The Times and Post: diverging paths, but a shared fixation on Mamdani
One dog barking: an occasional column by John Dineen
It’s a tale of two newspapers.
Margaret Sullivan this week contrasts the changing fortunes of what had been, by general consensus, the two leading newspapers in the United States: the New York Times, continuing to ascend, and the Washington Post, choosing self-immolation.
The numbers are stark: The Times now has 2,300 newsroom employees; the paper assembled a 60-person team to cover the Academy Awards. The Post, once with a newsroom of 1,100, now employs 400 journalists — none of whom attended the Oscars.
Yet oddly, as the two papers proceed down divergent paths, they seem to share a fixation on New York City Mayor Zohran Mamdani.
Numerous critics have cringed at the Times’ coverage of Mamdani. Sullivan was among them when she wrote in July of last year, “Is the New York Times trying to wreck Zohran Mamdani’s mayoral bid?”
At issue was the Times’ “scoop” on what ethnic boxes Mamdani checked when, as a high school senior, he applied for admission to Columbia University. The Times found it noteworthy that Mamdani, born in Uganda and of Indian descent, struggled with the ethnic slotting required on an admissions form to a school he didn’t ultimately attend; he was not accepted. The Times print headline: “Mamdani Faces Scrutiny Over College Application.”
And last week, the Times offered another example of its curious approach to its Mamdani coverage: in this case, that the mayor’s public response to the recent terror attack outside his official residence did not include one of his campaign-style, signature TikToks, but rather two written statements and a joint appearance with Jessica S. Tisch, the city’s police commissioner.
The reporter points to Mamdani’s religion in weighing the difference:
Mr. Mamdani may have risen to power on the strength of his strong communication skills, but in moments that cut close to some of the city’s deepest fault lines and his own religious identity as the city’s first Muslim mayor, he has come to favor a more cautious and stiffer approach.
Jameel Jaffer, director of the Knight First Amendment Institute at Columbia University and executive editor of Just Security, posted on Bluesky: “One day the NYT’s editors will read these stories again and be ashamed of themselves. Mamdani called the attack ‘heinous,’ ‘criminal’ ‘reprehensible’ ‘terrorism’ and the antithesis of who we are. The insinuation that he’s conflicted about this is disgraceful.”
The Times’ official response: “The Times’s reporting covered the Mayor’s comments — and their careful, measured nature — fairly and accurately, including the departure from his more direct and engaged messaging strategy during his election campaign.”

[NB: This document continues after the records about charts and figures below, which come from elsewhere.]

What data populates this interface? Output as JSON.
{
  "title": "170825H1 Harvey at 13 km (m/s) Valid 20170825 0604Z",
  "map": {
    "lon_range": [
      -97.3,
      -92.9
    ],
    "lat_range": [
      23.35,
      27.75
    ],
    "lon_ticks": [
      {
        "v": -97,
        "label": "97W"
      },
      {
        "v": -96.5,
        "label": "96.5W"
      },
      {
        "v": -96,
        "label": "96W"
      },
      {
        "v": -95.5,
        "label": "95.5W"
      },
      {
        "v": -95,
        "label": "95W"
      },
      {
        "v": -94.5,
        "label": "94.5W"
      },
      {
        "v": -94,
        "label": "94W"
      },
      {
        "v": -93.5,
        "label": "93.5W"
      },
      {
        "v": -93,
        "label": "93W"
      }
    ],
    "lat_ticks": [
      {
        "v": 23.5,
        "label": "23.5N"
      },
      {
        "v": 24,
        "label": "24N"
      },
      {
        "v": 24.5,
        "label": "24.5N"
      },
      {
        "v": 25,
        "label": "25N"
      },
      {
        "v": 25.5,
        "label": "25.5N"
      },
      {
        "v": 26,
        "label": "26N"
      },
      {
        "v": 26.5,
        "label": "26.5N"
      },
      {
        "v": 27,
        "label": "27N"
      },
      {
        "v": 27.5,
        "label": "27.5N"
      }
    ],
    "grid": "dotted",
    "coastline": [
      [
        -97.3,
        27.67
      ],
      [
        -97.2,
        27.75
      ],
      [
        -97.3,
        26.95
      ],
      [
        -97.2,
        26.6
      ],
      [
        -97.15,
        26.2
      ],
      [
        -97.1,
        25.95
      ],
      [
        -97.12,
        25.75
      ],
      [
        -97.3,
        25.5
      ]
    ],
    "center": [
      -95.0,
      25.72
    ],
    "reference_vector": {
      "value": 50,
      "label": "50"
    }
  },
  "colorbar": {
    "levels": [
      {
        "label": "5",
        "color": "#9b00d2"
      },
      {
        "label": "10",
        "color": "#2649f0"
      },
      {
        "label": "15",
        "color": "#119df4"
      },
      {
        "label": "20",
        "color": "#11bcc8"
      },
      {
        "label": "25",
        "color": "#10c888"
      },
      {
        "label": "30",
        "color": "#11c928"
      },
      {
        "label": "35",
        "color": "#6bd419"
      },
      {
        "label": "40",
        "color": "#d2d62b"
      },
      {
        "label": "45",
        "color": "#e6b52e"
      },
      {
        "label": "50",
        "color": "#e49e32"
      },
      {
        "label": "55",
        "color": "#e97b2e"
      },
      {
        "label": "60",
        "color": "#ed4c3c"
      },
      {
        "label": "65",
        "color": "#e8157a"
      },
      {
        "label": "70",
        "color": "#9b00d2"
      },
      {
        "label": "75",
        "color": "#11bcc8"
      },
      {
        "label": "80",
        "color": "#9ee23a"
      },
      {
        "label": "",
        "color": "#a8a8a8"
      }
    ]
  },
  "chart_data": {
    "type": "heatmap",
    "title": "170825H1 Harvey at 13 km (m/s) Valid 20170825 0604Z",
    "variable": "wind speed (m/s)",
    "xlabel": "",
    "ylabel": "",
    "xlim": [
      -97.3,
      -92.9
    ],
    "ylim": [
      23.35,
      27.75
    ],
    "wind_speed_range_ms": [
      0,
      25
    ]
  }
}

Sullivan was public editor at the Times for four years, a columnist at the Post for six years. The Times’ public editor position, which served as an in-house critic of the paper’s journalism, has since been abolished. Sullivan believes the paper has gotten better at responding to critics, but its answer still tends to be the same, whatever the complaint: “We were right.”
Even if the Times has trouble seeing Mamdani with clear eyes, at least they are talking about the mayor of New York. To the south, one-time rival Washington Post appears to suffer from its own version of Mamdani derangement syndrome.
Since Nov. 1 of last year, the Post has written 14 editorials about Mamdani. I’m not counting the post-election editorial, “Outside New York, democratic socialism lost.” The lead sentence: “This is not Zohran Mamdani’s America.”
I counted five Post editorials during the same time period about politics and governance in … Washington, D.C.
Obviously, Mamdani’s political philosophy is a trigger for the Post’s new, free-market religion. And while the paper insists this is not Zohran Mamdani’s America, it certainly seems like the paper worries the scourge could spread at any moment.
There’s an old expression that Puritanism was the fear that someone, somewhere was having a good time. Much the same way, the Post fears that someone, anywhere is fiddling with unfettered free markets. The past four and a half months have included scoldings for Chicago, San Francisco, South Dakota, Kansas, Utah, Boston (naturally), Massachusetts (naturally), Seattle, the Netherlands, Australia. I could go on. It is the voice of the judgmental busybody.
The abrupt change in editorial philosophy cost the paper hundreds of thousands of subscribers. To what end? Who are these editorials for? Are the (remaining) Post readers up in arms about Kansas? Are they worried that something is rotten in the Netherlands?
Or are these screeds aimed at an audience of one, owner Jeff Bezos?
The Times should answer for its dubious treatment of the mayor. But at the Post, fewer and fewer people can be bothered asking the question.